- Kalter Krieg der Währungen
China hat den Yuan drei Tage in Folge abgewertet. Und das ist kein Einzelfall: Weltweit werten Notenbanker die eigenen Währungen ab. Die Situation ist nicht vergleichbar mit historischen Währungskriegen. Gefährlich werden kann es aber trotzdem
Wer den ersten Schuss abgegeben hat, lässt sich gar nicht so leicht sagen. Waren es die Amerikaner nach der Lehman-Pleite 2008? Oder die Japaner Ende 2012? Spätestens seit Anfang März ist auch die Eurozone mit dabei, als die Europäische Zentralbank eine der letzten Waffen aus ihrem Arsenal holte und ihr Aufkaufprogramm für Staatsanleihen startete, mit dem sie 18 Monate lang mehr als eine Billion Euro in die Finanzmärkte drückt.
Und spätestens seitdem EZB-Präsident Mario Draghi den Startknopf für dieses Programm betätigt hat, das im Jargon der Zentralbanker Quantitative Easing oder monetäre Lockerung heißt, taucht auch hierzulande in der ökonomischen Debatte immer häufiger der düstere Begriff des Währungskriegs auf.
Die ersten Konsequenzen eines weltweiten Abwertungswettlaufs der Währungen sind zumindest sichtbar.
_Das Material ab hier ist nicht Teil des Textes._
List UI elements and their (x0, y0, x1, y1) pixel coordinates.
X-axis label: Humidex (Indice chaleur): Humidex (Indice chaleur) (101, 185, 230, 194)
Ein Blick auf den Kurs des Euro reicht. Der Rückgang ist atemberaubend. Während man vor einem Jahr noch fast 1,40 Dollar hinlegen musste, um einen Euro zu bekommen, sind es jetzt nur noch 1,14 Dollar. Das entspricht einem Kursverlust von knapp 20 Prozent.
Abwertung für den Wettbewerbsvorteil
Und die EZB ist bei weitem nicht die einzige Notenbank, die sich in den letzten Monaten durch eine expansive Geldpolitik hervorgetan hat. Allein seit Dezember haben weltweit mehr als 20 Zentralbanken ihre Geldpolitik gelockert, darunter auch die von China, Indien, einer Reihe europäischer Nicht-Euro-Länder sowie Australien und Kanada.
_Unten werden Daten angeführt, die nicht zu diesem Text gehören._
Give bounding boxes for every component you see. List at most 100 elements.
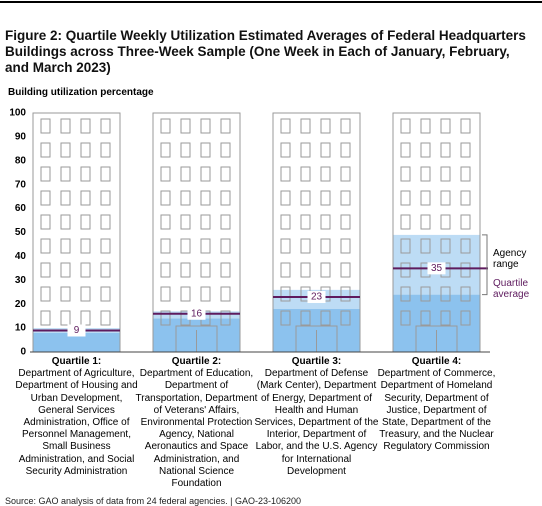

Die Idee ist überall dieselbe: Durch die Abwertung der eigenen Währung wollen sich die Länder einen Wettbewerbsvorteil verschaffen. Denn wenn beispielsweise der Euro billiger wird, sinken die Preise europäischer Waren für Käufer außerhalb der Eurozone.
Ein Beispiel: Ein deutsches Auto zum Preis von 30 000 Euro kostete in den USA beim oben genannten Wechselkurs von 1,40 Dollar vor einem Jahr noch 42 000 Dollar. Heute bekommt es ein amerikanischer Kunde schon für 34 200 Dollar. Die Wettbewerbsfähigkeit der Unternehmen in der Eurozone hat sich also ohne deren Zutun stark verbessert.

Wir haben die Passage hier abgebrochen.